The morning was chilly. I took Gracie out into the backyard and sat and waited for her. I smelled a wood fire and all of a sudden my memory jumped back to Ghana and mornings during the harmattan. Those mornings were cold, as cold as I ever felt in Bolga where daytime temperatures often reached over 100˚. The morning air was filled with the aroma of wood fires burning in the compounds behind my house. I could hear muted voices and the sound of water from the tap filling my students’ buckets for their morning baths. Roosters still crowed. Those mornings were a delight.

Gracie has muscular degeneration. Signals aren’t getting to her back legs. The vet said it will get worse, but she is hoping we can slow the progress. Gracie is now getting a pain pill every day. In two weeks the vet will assess the value of her continuing to take them. After that two week mark, Gracie is going to start acupuncture. She’ll have two sessions and then an evaluation to see if it has helped.

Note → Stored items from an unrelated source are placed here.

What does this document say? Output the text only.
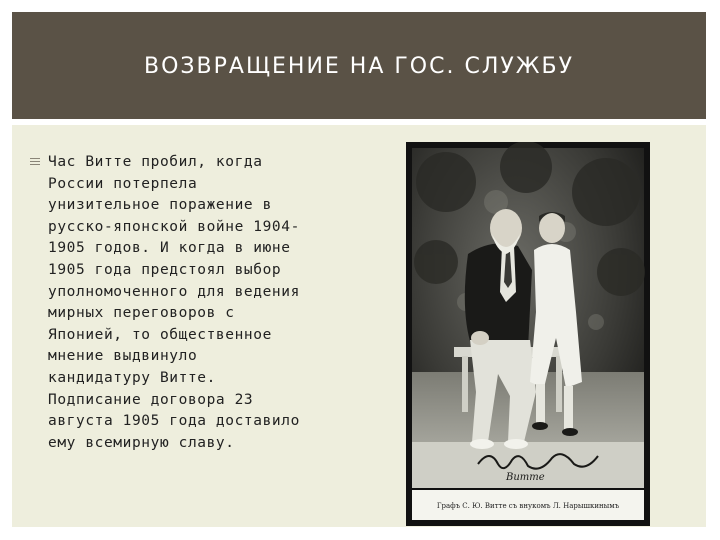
ВОЗВРАЩЕНИЕ НА ГОС. СЛУЖБУ
Час Витте пробил, когда
России потерпела
унизительное поражение в
русско-японской войне 1904-
1905 годов. И когда в июне
1905 года предстоял выбор
уполномоченного для ведения
мирных переговоров с
Японией, то общественное
мнение выдвинуло
кандидатуру Витте.
Подписание договора 23
августа 1905 года доставило
ему всемирную славу.
Витте
Графъ С. Ю. Витте съ внукомъ Л. Нарышкинымъ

I could barely walk this morning and my back pain was horrific. Yesterday I had to lift Gracie three times: twice to the car and once to the backseat of the car after she had lost her footing and couldn’t get back on the seat; consequently, I have ordered a back dog lift. I wish I had it yesterday.

Every time I look out at the deck, I feel a bit of sadness. All the furniture is covered. The flowers have been moved off the rails. The candles hanging off the branches are gone. Only the bird feeders remain.

When I was a kid, the preparations for winter were my father’s jobs. He took down the screens and replaced them with the storm windows. He removed the screens from the two doors and put in the storm doors. He went to the gas station and had the snow tires put on his car. Every weekend he’d rake the lawn, move the pile of leaves to the gutter by the sidewalk and then burn them. The smell of burning leaves is one of my all time favorites, and it carries memories of my dad. I can see him standing there by the flaming leaves while smoke billowed into the air. He held on to his rake and used it periodically to move more leaves into the fire. I stayed until the leaves were gone.